Western blot detected downstream signaling pathways of AKT and aging-related proteins to confirm that oridonin functions through AKT in human cells. Compared with the control group, the doxorubicin-induced senescent cell model group had upregulated FOXO1 phosphorylation level and p21 expression. In contrast, FOXO1 phosphorylation and p21 expression were downregulated in the oridonin-treated cells, thereby prolonging lifespan (Figures 6C–E). Oridonin has been reported to act directly on NLRP3 inflammasomes and block the assembly of NLRP3 inflammasomes (He et al., 2018). Therefore, we used the Western blot to detect its downstream signal pathways, such as IL-1β. As expected, compared with the control group, the expression of IL-1β in the doxorubicin-induced senescent cell model group was upregulated. In contrast, the expression of IL-1β in the oridonin-treated group was downregulated (Figures 6C–E). These results indicate that oridonin exerts anti-aging effects through AKT and NLRP3.

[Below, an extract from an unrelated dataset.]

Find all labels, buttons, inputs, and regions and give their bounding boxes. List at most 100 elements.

To further study whether oridonin also affects other signaling pathways. In WI-38 cells, we used RNA-seq to detect genetic changes in young cells, doxorubicin-induced senescent cells, and oridonin-treated doxorubicin-induced senescent cells. Doxorubicin-induced cellular senescence (CVSD) and oridonin intervention (DVSO) had 352 genes that changed in common (Figure 7A). The heatmap found that doxorubicin caused upregulation or downregulation of genes, and oridonin intervention reversed most genes’ changes (Figure 7B). Next, we performed GO enrichment analysis based on these 352 genes, and found the main modifications in cell signal transduction (Supplementary Figure S3A). Therefore, we performed a KEGG enrichment analysis, and found that the FOXO signaling pathway, mTOR signaling pathway had changed (Figures 7C,D), noting that these two signal pathways are also directly related to AKT. Additionally, we also found changes in the T cell receptor, cGMP-PKG, and Hippo signaling pathways (Figures 7C,D). Finally, we used the differentially expressed genes caused by doxorubicin-induced cell senescence (CVSD) and the differentially expressed genes caused by oridonin treatment of senescent cells (DVSO) to perform GO and KEGG enrichment analysis. The same signal transduction-related genes had major changes (Supplementary Figures S3B–D). Oridonin treatment also changed the AGE-RAGE, NF-κB, and TNF signaling pathways (Supplementary Figure S3D). The RT–qPCR results also supported these findings (Figure 7E). Surprisingly, among the differentially expressed genes caused by oridonin, we found that the top-ranked genes included histone and ubiquitin ligase-related genes, and RT–qPCR also confirmed this finding (Figure 7F). This result indicates that oridonin may delay aging by influencing epigenetics. These results indicate that oridonin reversed the genetic changes caused by doxorubicin-induced cell senescence.